Seit dem 14. Jahrhundert verstärkte sich die soziale Abgrenzung der Domkapitel und vergleichbarer Einrichtungen. Seither mussten Bewerber in der Regel sechzehn adelige Vorfahren nachweisen können. Neue Adelsgeschlechter blieben ausgeschlossen. Vorbild war das besonders exklusive Kölner Domkapitel. Die so genannten Domgrafen mussten dort sogar aus hochadeligen Familien stammen. Im 18. Jahrhundert versuchten die Kaiser die Ansprüche an die Adelsproben im rheinisch-westfälischen Raum zu verringern, um auch neueren Adelsfamilien den Zugang zu ermöglichen. Dieser Versuch ist allerdings gescheitert. Der Nachweis der Stiftsfähigkeit fand im Verfahren des Aufschwörens statt. Dabei wurde eine Tafel mit den Namen und Wappen der Vorfahren des Bewerbers im jeweiligen Kapitelsaal für einen bestimmten Zeitraum ausgestellt und ermöglichte so eine Prüfung der Stiftsfähigkeit. Im Laufe der Zeit entstanden aus diesen Wappentafeln, Wappenbücher. Zwei Domherren beschworen danach die Richtigkeit. Damit konnte die vollberechtigte Mitgliedschaft im jeweiligen Kapitel erfolgen. Dies bezeichnete man als Emanzipation.[2] Die Abgrenzungspolitik war durchaus erfolgreich. Im 17. und 18. Jahrhundert stammten in den nordwestdeutschen Bistümern zwei Drittel der Domherren aus dem Niederadel.[3]

Verbreitung

Insbesondere im katholischen Nordwestdeutschland war der Stiftsadel der prägende Adelstypus, der sich etwa von der süddeutschen Reichsritterschaft mit der engen Bindung an das Reich unterschied. Der landsässige Stiftsadel besetzte exklusiv die Domkapitel von Münster, Paderborn, Osnabrück und Hildesheim. Neuere Studien verwenden den Begriff aber auch für den süddeutschen Raum.[4] Insbesondere im Erzbistum Salzburg war der Stiftsadel von Bedeutung. Im Rheinland war etwa die Familie Metternich Teil des Stiftsadels.

Charakteristik

Noch stärker als der Reichsadel war der Stiftsadel auf die Pfründen der katholischen Kirche angewiesen. In Westfalen war die Situation für den Stiftsadel besonders günstig, weil er nicht nur die Versorgungsstellen in den entsprechenden geistlichen Staaten besetzte, sondern dort auch die Landstände beherrschte und die ausschlaggebenden Ämter besetzte. Der Stiftsadel dominierte daher politisch und sozial insbesondere die Fürstbistümer Paderborn und Münster. In diesen Gebieten machte der Stiftsadel 0,2 % der Bevölkerung aus, besaß aber 96 % der dortigen Rittergüter.

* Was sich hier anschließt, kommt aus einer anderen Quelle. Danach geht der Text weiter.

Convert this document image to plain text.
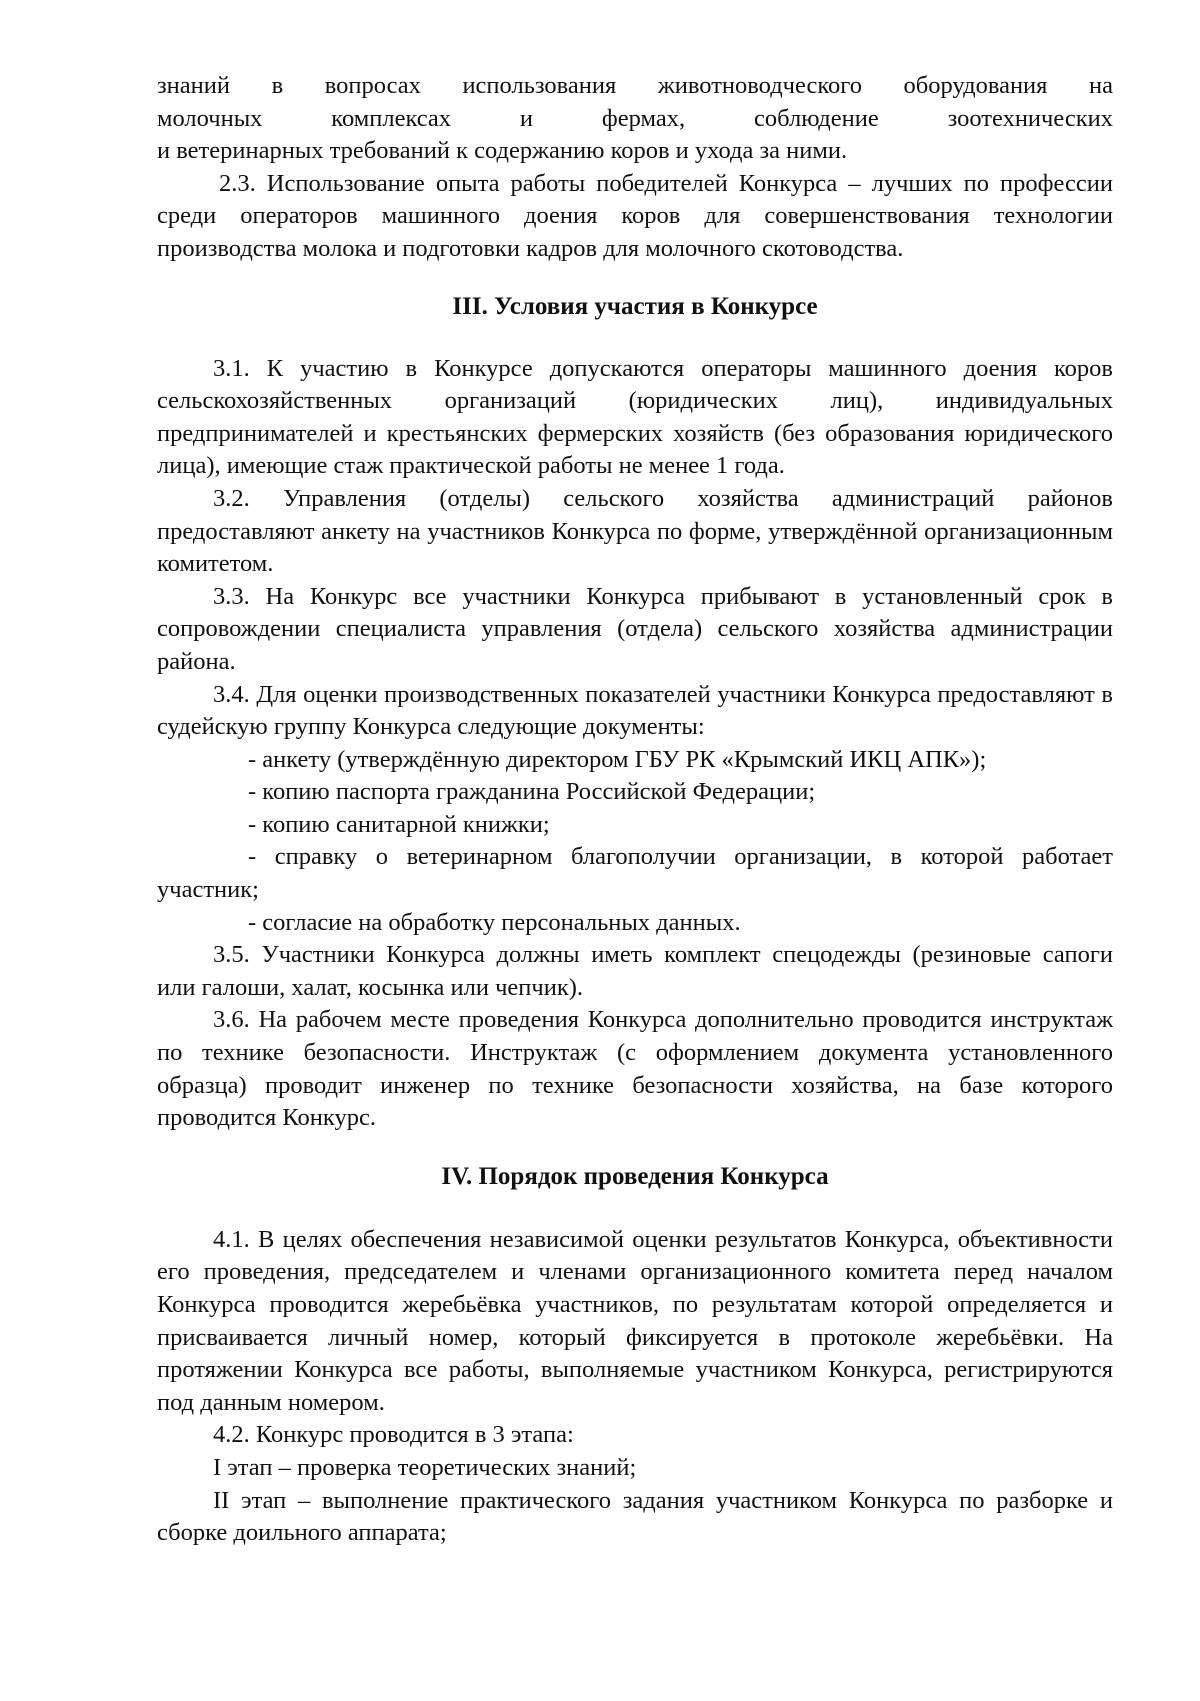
знаний в вопросах использования животноводческого оборудования на
молочных комплексах и фермах, соблюдение зоотехнических
и ветеринарных требований к содержанию коров и ухода за ними.

2.3. Использование опыта работы победителей Конкурса – лучших по профессии среди операторов машинного доения коров для совершенствования технологии производства молока и подготовки кадров для молочного скотоводства.

III. Условия участия в Конкурсе

3.1. К участию в Конкурсе допускаются операторы машинного доения коров сельскохозяйственных организаций (юридических лиц), индивидуальных предпринимателей и крестьянских фермерских хозяйств (без образования юридического лица), имеющие стаж практической работы не менее 1 года.

3.2. Управления (отделы) сельского хозяйства администраций районов предоставляют анкету на участников Конкурса по форме, утверждённой организационным комитетом.

3.3. На Конкурс все участники Конкурса прибывают в установленный срок в сопровождении специалиста управления (отдела) сельского хозяйства администрации района.

3.4. Для оценки производственных показателей участники Конкурса предоставляют в судейскую группу Конкурса следующие документы:

- анкету (утверждённую директором ГБУ РК «Крымский ИКЦ АПК»);

- копию паспорта гражданина Российской Федерации;

- копию санитарной книжки;

- справку о ветеринарном благополучии организации, в которой работает участник;

- согласие на обработку персональных данных.

3.5. Участники Конкурса должны иметь комплект спецодежды (резиновые сапоги или галоши, халат, косынка или чепчик).

3.6. На рабочем месте проведения Конкурса дополнительно проводится инструктаж по технике безопасности. Инструктаж (с оформлением документа установленного образца) проводит инженер по технике безопасности хозяйства, на базе которого проводится Конкурс.

IV. Порядок проведения Конкурса

4.1. В целях обеспечения независимой оценки результатов Конкурса, объективности его проведения, председателем и членами организационного комитета перед началом Конкурса проводится жеребьёвка участников, по результатам которой определяется и присваивается личный номер, который фиксируется в протоколе жеребьёвки. На протяжении Конкурса все работы, выполняемые участником Конкурса, регистрируются под данным номером.

4.2. Конкурс проводится в 3 этапа:

I этап – проверка теоретических знаний;

II этап – выполнение практического задания участником Конкурса по разборке и сборке доильного аппарата;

Ein grundlegendes Problem für jede Adelsfamilie war, dass man einerseits angesichts hoher Kindersterblichkeit eine große Zahl von Nachkommen benötigte, um die Fortsetzung des Geschlechts zu sichern. Andererseits bedeuteten zahlreiche nachgeborene Kinder hohe Kosten und es drohten dadurch materielle Einbußen.

Eine Strategie um dem entgegenzuwirken war die Vererbung des Besitzes an einen Erben – zunehmend abgesichert durch die Einrichtung eines Familienfideikommiss. Den nachgeborenen Söhne wurde vorwiegend zu Domherrenstellen und ähnlichen Ämtern verholfen. Der Vorteil war, sollte der eigentliche Erbe sterben, konnte notfalls einer seiner Brüder auf sein geistliches Amt verzichten und den Familienbesitz übernehmen. Allerdings führten nichtstandesgemäße Verbindungen zwangsläufig zum Verlust der Stiftsfähigkeit. Der Zwang standesgemäße Ehen einzugehen, engte den Heiratskreis damit erheblich ein.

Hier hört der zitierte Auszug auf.